Somewhat related to my previous post, I'm trying to figure out how to choose a minimal collection from a large dataset based upon arbitrary requirements and hard-coded relationships. It's a complex situation, so I'm going to analogise.
The analogy: A bunch of companies are going in together to rent an amusement park. Within each company, employees are given tickets, and groups are given maximum-attendee quotas . An employee can use up to one ticket for hirself, zero or more for family members, and zero or more for friends. Groups may indicate non-support of the event, in which case all tickets given to the employees in those groups are worthless.
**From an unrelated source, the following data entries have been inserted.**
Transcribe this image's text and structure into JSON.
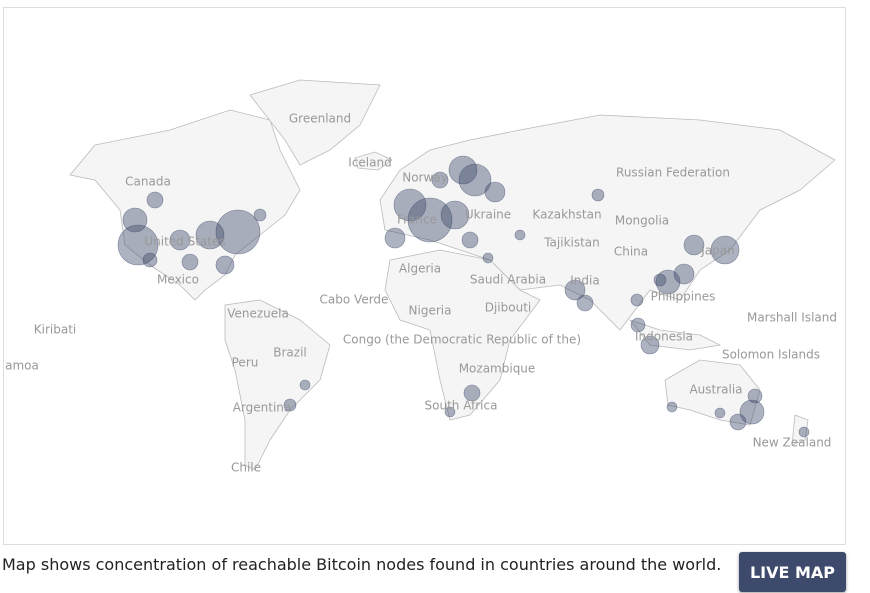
{
  "map": {
    "labels": [
      "Greenland",
      "Iceland",
      "Canada",
      "Norway",
      "Russian Federation",
      "France",
      "Ukraine",
      "Kazakhstan",
      "Mongolia",
      "United States",
      "Tajikistan",
      "China",
      "Japan",
      "Algeria",
      "Mexico",
      "Saudi Arabia",
      "India",
      "Cabo Verde",
      "Philippines",
      "Nigeria",
      "Djibouti",
      "Venezuela",
      "Marshall Island",
      "Kiribati",
      "Congo (the Democratic Republic of the)",
      "Indonesia",
      "Brazil",
      "Solomon Islands",
      "amoa",
      "Peru",
      "Mozambique",
      "Australia",
      "Argentina",
      "South Africa",
      "New Zealand",
      "Chile"
    ]
  },
  "caption": "Map shows concentration of reachable Bitcoin nodes found in countries around the world.",
  "button": "LIVE MAP"
}
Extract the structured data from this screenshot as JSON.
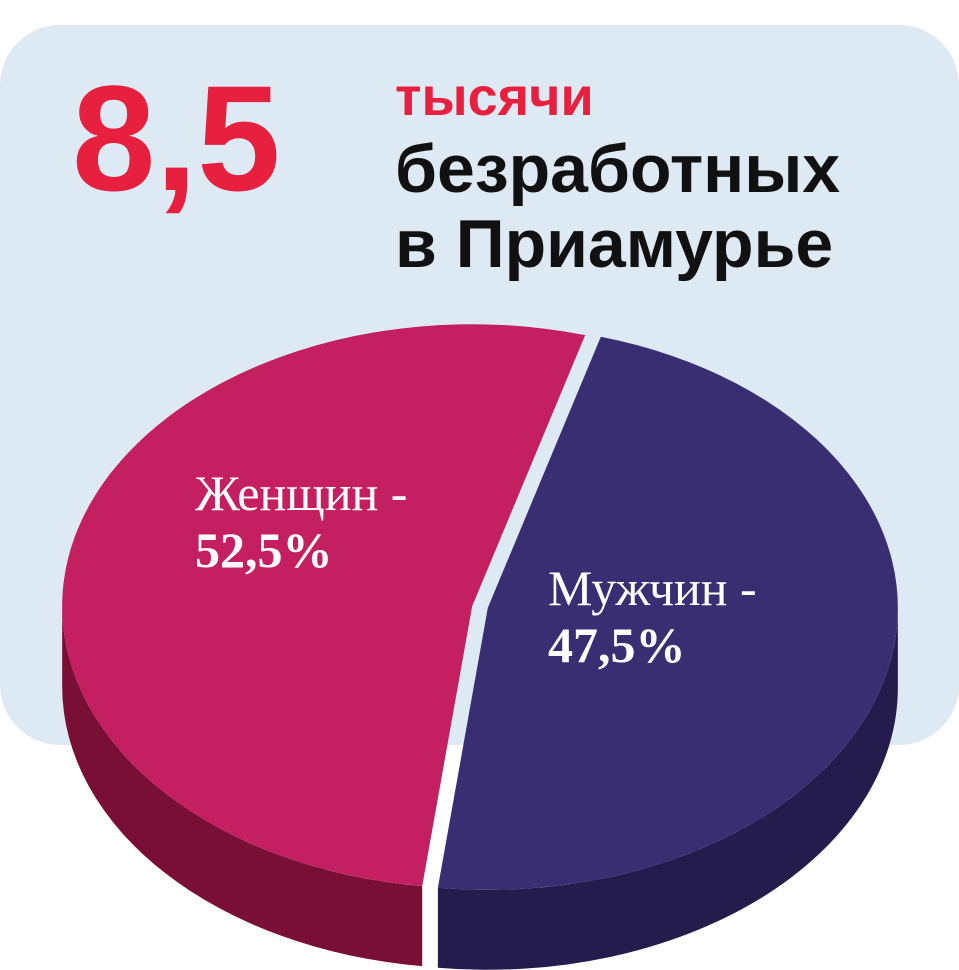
{
  "chart_data": {
    "type": "pie",
    "headline": "8,5",
    "title_lines": [
      "тысячи",
      "безработных",
      "в Приамурье"
    ],
    "categories": [
      "Женщин -",
      "Мужчин -"
    ],
    "values": [
      52.5,
      47.5
    ],
    "value_labels": [
      "52,5%",
      "47,5%"
    ],
    "colors": [
      "#c41f60",
      "#392e72"
    ],
    "side_colors": [
      "#7a0f36",
      "#241c4c"
    ]
  }
}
Typically more tickets are issued to employees in a group than the group is allowed to have attend, so tickets may be given to people who can't -- or don't -- attend the event.
So far, so good. (Now is when the analogy starts to break down.) In the complete dataset, there are thousands of companies. each with from zero to hundreds of employees and from zero to hundreds of tickets. In addition, some companies may not issue any tickets, or issue some to a few employees and none to others.
Now to start on the problem. When building the subset collection, all entities directly related to a selected item are eligible for inclusion, except for the company. That is, if the requirement is to select an employee, hir company is included in the collection; but if the requirement is to select a company, that doesn't drag in all of the company's groups, employees, and what-not. But because of the relationships, satisfying one requirement might satisfy others as well. A requirement stated as 'select n things' is interpreted as 'select at least n things.' All requirements are simple and refer to only one type of entity; there are no compound requirements such as 'select 3 employees belonging to the same company.'
- Case 1: Select 5 companies.
- As easily done as described. Five companies can be chosen at random and we're done. Any employees. groups, tickets, or attendees associated with those companies are included in the collection for free.
- Case 2: Select 5 employees
- A little more complicated, since we may need to hunt through several companies to find that many, but still not a challenge.
- Case 3: Select 5 companies and 5 employees
- As stated, we can find five companies at random. If among them they have 5 employees, we're done. Otherwise we need to throw out one or more of our selected companies and choose again until we get enough employees amongst our company selection.
- Case 4: Select 5 attendees
- This is basically a change rung on case #2; we're just selecting from a different pile.
- Case 5: Select 5 tickets given to friends
- To satisfy this will mean the free inclusion of from 1 to 5 employees and 1 to 5 companies. In the best case, one employee (hence one company) can be found that gave out that many; in the degenerate case, it may require five employees from as many different companies.
- Case 6: Select 1 company, 5 groups, 1 employee, and 10 tickets used for employees
- Because of the implicit relationships, the primary limiting factor here is the tickets. Since each employee can use at most one ticket for hirself -- and has to have been issued some tickets in the first place -- it means we have to find at least ten employees that used a ticket personally. Once we do that, we have intrinsically met the '1 employee' and '1 company' requirements, and just need to repeat a modified case #3 -- find (and throw out) ticket-using employees until we've found ten from at least five different groups.
That is not an exhaustive list of cases, but it does illustrate the issue. A given collection instruction may have from zero to eight distinct 'bring me this many rocks' requirement clauses (including tickets-as-a-class ['select 5 tickets'] and individual usages ['select 4 tickets given to friends and 1 given to family']). I'm trying to figure out how to reduce (see case #6) and order the arbitrary input requirements to optimise selecting things from the dataset. "What should I look for in what order, and how can I tell when I've gotten all I need?"
And, of course, I want to do this in Ruby.
Horribly presented and described, no doubt, but I just wrote this in one sitting.